The topics from the summit were far from the usual business affair. Brown said they avoided subjects like stocks, bonds and mutual funds, and focused on areas such as the cannabis industry, real estate, franchising, social activism and cultural awareness, and art. Williams happens to be an avid art collector and spent much of his short talk going over what is seemingly a popular passion among athletes.
“Statistically it’s shown that between 70% and 80% of professional athletes go broke within five years of receiving their last paycheck,” Brown said. “You can never feel like you’re done. It’s not a check the box, ‘OK, I’ve had that conversation, I’m done with it.’ It’s something where this is no different than if you are a doctor and you are going back to continuing education.”

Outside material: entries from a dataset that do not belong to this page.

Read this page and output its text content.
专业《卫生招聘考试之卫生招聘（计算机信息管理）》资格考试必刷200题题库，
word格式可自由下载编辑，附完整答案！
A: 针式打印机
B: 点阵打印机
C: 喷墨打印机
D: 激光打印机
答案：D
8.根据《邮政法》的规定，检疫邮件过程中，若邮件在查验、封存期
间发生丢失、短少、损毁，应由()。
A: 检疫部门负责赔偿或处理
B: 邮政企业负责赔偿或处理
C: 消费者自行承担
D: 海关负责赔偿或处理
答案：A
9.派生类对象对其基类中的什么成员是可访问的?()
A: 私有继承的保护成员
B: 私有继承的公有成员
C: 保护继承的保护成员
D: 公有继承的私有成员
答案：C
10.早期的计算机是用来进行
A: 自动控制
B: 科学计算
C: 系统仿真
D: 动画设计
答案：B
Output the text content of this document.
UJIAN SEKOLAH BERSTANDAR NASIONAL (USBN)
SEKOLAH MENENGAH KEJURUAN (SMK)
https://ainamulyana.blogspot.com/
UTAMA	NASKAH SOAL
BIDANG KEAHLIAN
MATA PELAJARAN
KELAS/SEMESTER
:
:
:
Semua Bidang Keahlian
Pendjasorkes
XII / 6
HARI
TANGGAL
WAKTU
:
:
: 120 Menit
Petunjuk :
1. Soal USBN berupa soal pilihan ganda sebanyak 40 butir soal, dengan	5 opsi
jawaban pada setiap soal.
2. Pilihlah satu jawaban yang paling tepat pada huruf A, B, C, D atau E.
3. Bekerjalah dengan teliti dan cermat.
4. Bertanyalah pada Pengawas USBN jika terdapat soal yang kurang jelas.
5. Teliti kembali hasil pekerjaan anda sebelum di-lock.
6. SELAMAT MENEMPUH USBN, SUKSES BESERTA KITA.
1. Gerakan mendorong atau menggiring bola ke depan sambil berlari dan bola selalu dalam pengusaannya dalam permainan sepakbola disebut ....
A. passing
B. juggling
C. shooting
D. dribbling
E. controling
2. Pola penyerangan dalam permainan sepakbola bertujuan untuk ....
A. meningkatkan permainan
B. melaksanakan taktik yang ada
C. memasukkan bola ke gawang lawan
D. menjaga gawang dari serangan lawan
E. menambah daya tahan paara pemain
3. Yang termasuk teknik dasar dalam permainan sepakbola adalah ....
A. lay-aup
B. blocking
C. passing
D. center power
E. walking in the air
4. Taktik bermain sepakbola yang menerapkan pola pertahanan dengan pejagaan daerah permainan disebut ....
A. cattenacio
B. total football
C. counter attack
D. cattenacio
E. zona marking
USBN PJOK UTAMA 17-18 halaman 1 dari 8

Brown hopes to make the summit an annual occurrence, if not more often. He wants to host a second event this upcoming winter to cater to other athletes, such as professional baseball players who could not attend this past week because of their ongoing seasons.
As for why he chose to host this first summit in Aspen, Brown wanted to bring the athletes to an environment they may not be used to, one that promotes thinking outside the box.
“There is something very aspirational about Aspen,” Brown said. “It’s not a traditional locale for professional athletes to come and visit by the masses. We could have done this in Miami, L.A. or Vegas, something like that. But I wanted these guys to see something that was a little foreign to them and a place that truly epitomizes wealth and professionalism.”